Positive feedback amplifies the initial stimulus rather than counteracting it, driving the system progressively further from its starting state toward a threshold event or new equilibrium. It is self-reinforcing: the output feeds back to intensify the original response. Positive feedback is used sparingly in physiology because it is inherently destabilizing unless it has a natural termination point. Key physiological examples include uterine contractions during childbirth (fetal head pressure → oxytocin release → stronger contractions), platelet aggregation during clotting, and the rising phase of an action potential (Na⁺ influx further depolarizes the membrane, opening more channels).
Contrast with negative feedback using the same diagram template. For childbirth: fetal head pressure → oxytocin release → stronger contractions → more pressure → more oxytocin. Always identify the natural termination: delivery of the baby ends the loop. For each positive feedback example, ask: what event terminates the loop?
From your study of homeostasis, you know that most physiological regulation uses negative feedback: a deviation from the set point triggers a response that opposes the deviation, returning the system toward equilibrium. Negative feedback is stabilizing — it resists change. Positive feedback does the opposite: the output of the system amplifies the original stimulus, driving the system further in the same direction. If negative feedback is a thermostat that turns off the heater when the room gets warm enough, positive feedback is a microphone held next to its own speaker — the sound gets louder and louder until something breaks the loop.
The most commonly cited example is childbirth. As the fetus descends, its head presses against the cervix, activating stretch receptors. These receptors signal the hypothalamus, which triggers oxytocin release from the posterior pituitary.
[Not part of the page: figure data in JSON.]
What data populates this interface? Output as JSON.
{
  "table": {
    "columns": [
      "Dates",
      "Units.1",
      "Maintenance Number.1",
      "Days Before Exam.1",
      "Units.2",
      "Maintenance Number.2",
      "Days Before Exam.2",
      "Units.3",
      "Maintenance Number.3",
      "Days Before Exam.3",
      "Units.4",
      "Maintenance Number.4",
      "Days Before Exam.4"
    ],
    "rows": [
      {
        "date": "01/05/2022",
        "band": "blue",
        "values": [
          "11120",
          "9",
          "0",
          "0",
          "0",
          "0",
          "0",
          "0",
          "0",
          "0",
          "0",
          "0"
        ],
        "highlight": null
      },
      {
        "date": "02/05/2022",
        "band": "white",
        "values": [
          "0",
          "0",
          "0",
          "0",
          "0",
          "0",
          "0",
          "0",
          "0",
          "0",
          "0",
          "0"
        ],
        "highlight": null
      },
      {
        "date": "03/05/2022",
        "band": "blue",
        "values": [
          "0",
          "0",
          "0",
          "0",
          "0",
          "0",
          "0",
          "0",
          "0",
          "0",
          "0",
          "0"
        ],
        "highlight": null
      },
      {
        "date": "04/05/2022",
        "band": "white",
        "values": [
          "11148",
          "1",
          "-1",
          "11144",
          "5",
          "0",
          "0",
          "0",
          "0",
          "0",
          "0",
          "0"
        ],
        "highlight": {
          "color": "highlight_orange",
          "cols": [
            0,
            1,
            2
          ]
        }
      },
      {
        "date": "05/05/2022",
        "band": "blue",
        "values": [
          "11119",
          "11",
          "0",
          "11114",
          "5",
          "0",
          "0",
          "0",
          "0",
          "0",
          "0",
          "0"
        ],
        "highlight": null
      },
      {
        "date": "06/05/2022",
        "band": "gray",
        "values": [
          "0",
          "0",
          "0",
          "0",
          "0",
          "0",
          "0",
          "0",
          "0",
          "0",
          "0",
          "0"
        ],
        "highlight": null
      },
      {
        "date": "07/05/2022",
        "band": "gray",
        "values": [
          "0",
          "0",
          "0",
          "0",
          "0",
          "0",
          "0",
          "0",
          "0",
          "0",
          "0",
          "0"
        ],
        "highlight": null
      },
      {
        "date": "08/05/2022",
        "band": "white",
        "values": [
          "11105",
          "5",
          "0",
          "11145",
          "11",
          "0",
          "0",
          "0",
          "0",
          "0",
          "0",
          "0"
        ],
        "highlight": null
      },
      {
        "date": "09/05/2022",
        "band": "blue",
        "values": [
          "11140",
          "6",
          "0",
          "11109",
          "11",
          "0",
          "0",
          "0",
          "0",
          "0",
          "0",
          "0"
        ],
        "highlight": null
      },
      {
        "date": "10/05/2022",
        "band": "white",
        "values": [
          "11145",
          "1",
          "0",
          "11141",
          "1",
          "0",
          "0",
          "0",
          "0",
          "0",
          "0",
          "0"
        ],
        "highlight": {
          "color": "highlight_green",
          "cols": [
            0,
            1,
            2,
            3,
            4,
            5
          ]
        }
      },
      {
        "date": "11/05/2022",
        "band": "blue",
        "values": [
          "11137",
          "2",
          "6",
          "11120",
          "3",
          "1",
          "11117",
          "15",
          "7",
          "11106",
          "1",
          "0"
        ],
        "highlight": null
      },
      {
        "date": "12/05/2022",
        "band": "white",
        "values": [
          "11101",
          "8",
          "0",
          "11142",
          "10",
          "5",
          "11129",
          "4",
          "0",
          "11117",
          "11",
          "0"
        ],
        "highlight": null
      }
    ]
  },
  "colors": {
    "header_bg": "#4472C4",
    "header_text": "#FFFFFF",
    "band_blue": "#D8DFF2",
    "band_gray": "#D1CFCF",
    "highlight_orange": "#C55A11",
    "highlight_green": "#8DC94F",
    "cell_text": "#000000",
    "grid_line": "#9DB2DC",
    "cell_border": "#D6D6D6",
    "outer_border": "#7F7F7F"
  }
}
Oxytocin stimulates uterine smooth muscle contractions, which push the fetal head harder against the cervix, activating more stretch receptors, releasing more oxytocin, producing stronger contractions. Each cycle of the loop intensifies the previous one. The loop does not stop on its own through any internal brake — it terminates only when the baby is delivered and the cervical stretch stimulus is removed. This illustrates a defining feature of positive feedback: it requires an external termination event because the loop itself has no built-in off switch.
Blood clotting provides another clear example. When a vessel is damaged, exposed collagen activates platelets, which release chemical signals (ADP, thromboxane A2) that recruit and activate more platelets. Each newly activated platelet recruits still more, rapidly building a platelet plug at the injury site. Simultaneously, the coagulation cascade — a series of enzyme activations — amplifies through positive feedback, with each activated factor catalyzing the activation of many molecules of the next factor. The termination event here is the physical sealing of the wound and the action of anticoagulant factors (antithrombin, protein C) that limit clot growth once the damage is contained. Without these checks, the same positive feedback that saves your life at a wound site could produce a pathological clot in an intact vessel — which is essentially what happens in disseminated intravascular coagulation (DIC).
The rising phase of the action potential is a third example operating on a millisecond timescale. When a neuron's membrane depolarizes to threshold, voltage-gated Na⁺ channels open, allowing Na⁺ influx that further depolarizes the membrane, which opens more Na⁺ channels, driving even more depolarization. This explosive positive feedback is what produces the rapid upstroke of the action potential. The termination event is the inactivation of Na⁺ channels — a built-in molecular timer that shuts off Na⁺ conductance within a millisecond, after which K⁺ efflux (a separate, delayed process) repolarizes the membrane. Across all these examples, the pattern is the same: positive feedback is a physiological tool for situations that require a rapid, committed, all-or-nothing response. The body uses it sparingly precisely because it is powerful and inherently unstable — it always depends on something outside the loop to stop it.